ECLI:NL:RVS:2024:426
Raad van State
- Voorlopige voorziening
- Rechtspraak.nl
Afwijzing verzoek voorlopige voorziening vreemdeling inzake beëindiging tijdelijke bescherming
Op 5 februari 2024 heeft de voorzieningenrechter van de Afdeling bestuursrechtspraak van de Raad van State uitspraak gedaan op een verzoek om het treffen van een voorlopige voorziening. Dit verzoek was ingediend door een vreemdeling wiens recht op bescherming, dat hij genoot op grond van de Richtlijn Tijdelijke Bescherming, per 4 september 2023 zou eindigen. De staatssecretaris had op 1 september 2023 besloten dat het recht op bescherming zou eindigen, wat door de vreemdeling werd bestreden in een eerder beroep bij de rechtbank. De rechtbank had dit beroep op 22 december 2023 ongegrond verklaard, waarna de vreemdeling hoger beroep had ingesteld en tevens verzocht om een voorlopige voorziening.
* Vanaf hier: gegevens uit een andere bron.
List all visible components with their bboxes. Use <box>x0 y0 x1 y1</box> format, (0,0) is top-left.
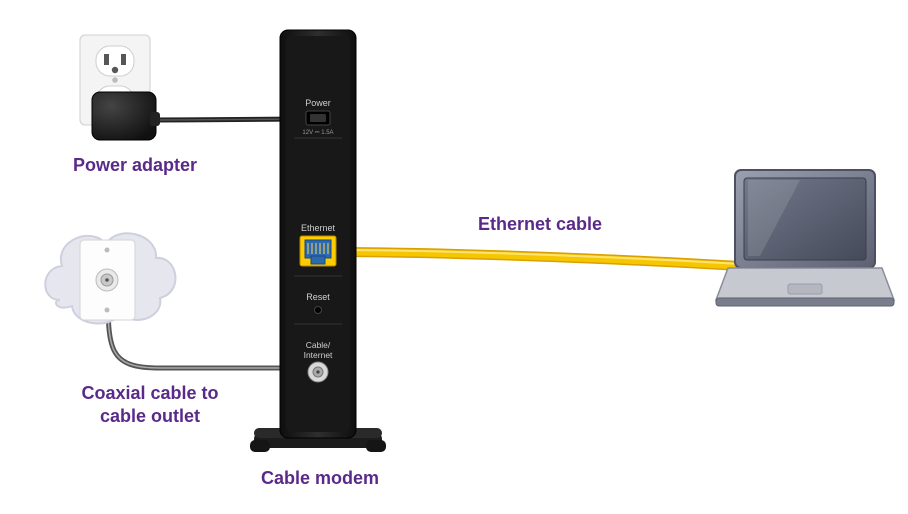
label-power-adapter: Power adapter <box>55 155 215 176</box>
diagram-svg: Power 12V ⎓ 1.5A Ethernet Reset Cable/ <box>0 0 908 514</box>
label-coax: Coaxial cable to cable outlet <box>50 382 250 427</box>
coax-cable <box>108 288 305 368</box>
coax-wallplate-icon <box>80 240 135 320</box>
laptop-icon <box>716 170 894 306</box>
power-cable <box>152 119 305 120</box>
modem-power-rating: 12V ⎓ 1.5A <box>302 130 333 136</box>
modem-port-cable-label-1: Cable/ <box>306 340 331 350</box>
modem-port-power-label: Power <box>305 98 331 108</box>
ethernet-cable <box>336 250 800 277</box>
label-modem: Cable modem <box>220 468 420 489</box>
modem-port-ethernet-label: Ethernet <box>301 223 336 233</box>
cable-modem-icon: Power 12V ⎓ 1.5A Ethernet Reset Cable/ <box>250 30 386 452</box>
label-ethernet: Ethernet cable <box>430 214 650 235</box>
modem-port-reset-label: Reset <box>306 292 330 302</box>
ethernet-connector-icon <box>768 259 800 277</box>
power-adapter-icon <box>92 92 160 140</box>
modem-port-cable-label-2: Internet <box>304 350 333 360</box>
diagram-stage: Power 12V ⎓ 1.5A Ethernet Reset Cable/ <box>0 0 908 514</box>
cloud-icon <box>45 233 175 323</box>
power-outlet-icon <box>80 35 150 125</box>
De voorzieningenrechter heeft in zijn overwegingen aangegeven dat er op de datum van uitspraak al een beslissing was genomen op het hoger beroep van de vreemdeling. Hierdoor was er geen noodzaak meer om een voorlopige voorziening te treffen. Het verzoek van de vreemdeling werd dan ook afgewezen. De staatssecretaris werd niet verplicht om de proceskosten te vergoeden. De uitspraak werd gedaan door mr. B. Meijer, in tegenwoordigheid van mr. N. Tibold, griffier, en werd openbaar uitgesproken op 5 februari 2024.